Watch: Jack Warner Minders Shove Sky Reporter

Former FIFA vice president Jack Warner refused to comment on the football corruption scandal, as his bodyguards manhandled a Sky News correspondent.

The indicted football executive was surrounded by journalists as he left parliament in Port of Spain, Trinidad, where he is an MP.

Sky's David Bowden asked him what had happened to the $10m he allegedly pocketed for helping South Africa win the race to host the 2010 World Cup.

Warner, 72, remained tight-lipped as his security team kept up a chorus of "no comment".

Bowden continued his questions and was pushed and shoved by a thick-set bodyguard.

"Can you stop pushing me!" Bowden said, before asking a nearby police officer whether he was "going to stop this man assaulting me?"

Bowden then asked Warner: "As a parliamentarian, do you think it's right that your associates are assaulting me?"

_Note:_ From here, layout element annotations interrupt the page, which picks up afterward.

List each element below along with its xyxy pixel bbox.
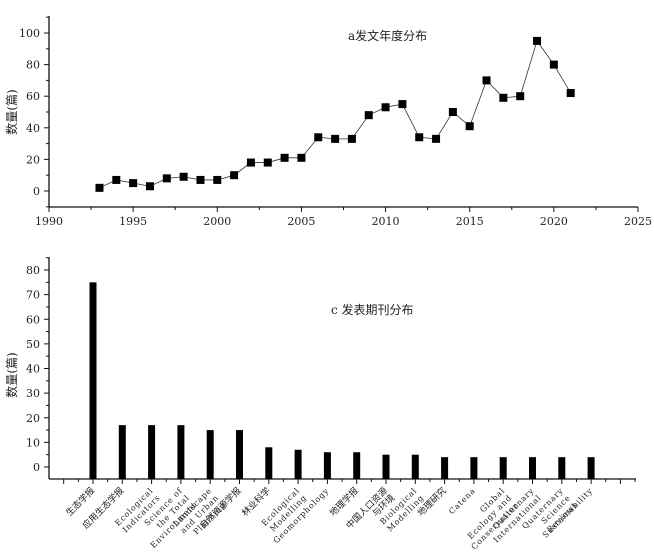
data-point-marker xyxy=(297,153,306,162)
chart-title: c 发表期刊分布 xyxy=(331,302,414,317)
bar xyxy=(148,425,156,479)
category-label: Catena xyxy=(447,486,477,516)
data-point-marker xyxy=(331,134,340,143)
bar xyxy=(118,425,126,479)
bar xyxy=(206,430,214,479)
bar xyxy=(265,447,273,479)
data-point-marker xyxy=(145,182,154,191)
x-tick-label: 2020 xyxy=(540,215,568,228)
y-tick-label: 40 xyxy=(26,363,40,376)
bar xyxy=(323,452,331,479)
data-point-marker xyxy=(196,175,205,184)
data-point-marker xyxy=(95,183,104,192)
data-point-marker xyxy=(112,175,121,184)
data-point-marker xyxy=(566,89,575,98)
x-tick-label: 2000 xyxy=(203,215,231,228)
y-tick-label: 50 xyxy=(26,338,40,351)
y-tick-label: 30 xyxy=(26,387,40,400)
y-tick-label: 20 xyxy=(26,153,40,166)
x-tick-label: 2025 xyxy=(624,215,652,228)
bar xyxy=(529,457,536,479)
data-point-marker xyxy=(179,172,188,181)
y-tick-label: 70 xyxy=(26,289,40,302)
data-point-marker xyxy=(381,103,390,112)
y-tick-label: 60 xyxy=(26,90,40,103)
y-tick-label: 80 xyxy=(26,59,40,72)
data-point-marker xyxy=(280,153,289,162)
y-tick-label: 60 xyxy=(26,313,40,326)
data-point-marker xyxy=(364,111,373,120)
bar xyxy=(294,449,302,479)
data-point-marker xyxy=(482,76,491,85)
y-axis-label: 数量(篇) xyxy=(4,352,19,397)
bar xyxy=(558,457,566,479)
data-point-marker xyxy=(448,108,457,116)
x-tick-label: 2010 xyxy=(372,215,400,228)
y-tick-label: 80 xyxy=(26,264,40,277)
y-tick-label: 40 xyxy=(26,122,40,135)
y-tick-label: 0 xyxy=(33,461,40,474)
x-tick-label: 2005 xyxy=(287,215,315,228)
data-point-marker xyxy=(246,158,255,167)
data-point-marker xyxy=(465,122,474,131)
bar xyxy=(411,454,419,479)
chart-title: a发文年度分布 xyxy=(348,28,427,43)
y-tick-label: 10 xyxy=(26,436,40,449)
bar xyxy=(499,457,507,479)
bar xyxy=(382,454,390,479)
annual-publication-chart: 0 20 40 60 80 100 1990 1995 2000 2005 2010 2015 2020… xyxy=(4,16,652,228)
data-point-marker xyxy=(549,60,558,69)
x-tick-label: 2015 xyxy=(456,215,484,228)
data-point-marker xyxy=(129,179,138,188)
y-tick-label: 100 xyxy=(19,27,40,40)
bar xyxy=(236,430,243,479)
svg-text:Catena: Catena xyxy=(447,486,477,516)
data-point-marker xyxy=(213,175,222,184)
bar xyxy=(470,457,478,479)
data-point-marker xyxy=(398,100,407,109)
x-tick-label: 1995 xyxy=(119,215,147,228)
data-point-marker xyxy=(230,171,239,180)
bar xyxy=(587,457,595,479)
y-tick-label: 20 xyxy=(26,412,40,425)
data-point-marker xyxy=(415,133,424,142)
bar xyxy=(177,425,185,479)
x-tick-label: 1990 xyxy=(35,215,63,228)
y-axis-label: 数量(篇) xyxy=(4,89,19,134)
data-point-marker xyxy=(499,93,508,102)
bar xyxy=(89,282,97,479)
data-point-marker xyxy=(533,36,542,45)
data-point-marker xyxy=(432,134,441,143)
bar xyxy=(441,457,449,479)
data-point-marker xyxy=(263,158,272,167)
series-line xyxy=(99,40,572,189)
y-tick-label: 0 xyxy=(33,185,40,198)
data-point-marker xyxy=(162,174,171,183)
data-point-marker xyxy=(314,133,323,142)
data-point-marker xyxy=(347,134,356,143)
bar xyxy=(353,452,361,479)
data-point-marker xyxy=(516,92,525,101)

"Move, move, move!" the bodyguards continued as they helped the former president of the Confederation of North, Central American and Caribbean Association Football (CONCACAF) into a waiting car.

Warner was arrested at the request of US authorities as part of their investigation into corruption within world football's governing body.

He spent a night in custody and was released on bail, pending a decision in his extradition case, which could take up to a year.

Warner said he fears for his life and has threatened to divulge an "avalanche" of dirty secrets about FIFA and its outgoing president Sepp Blatter .

On Friday, he blamed a conspiracy by Trinidadian Prime Minister Kamla Persad-Bissessar, his one-time ally, for the corruption charges against him.

He has also accused the US of conspiring against him because it lost its bid to host the 2022 World Cup to Qatar.

Blatter announced he will step down despite winning a fifth term as president, following a string of arrests as part of the US Department of Justice's corruption probe.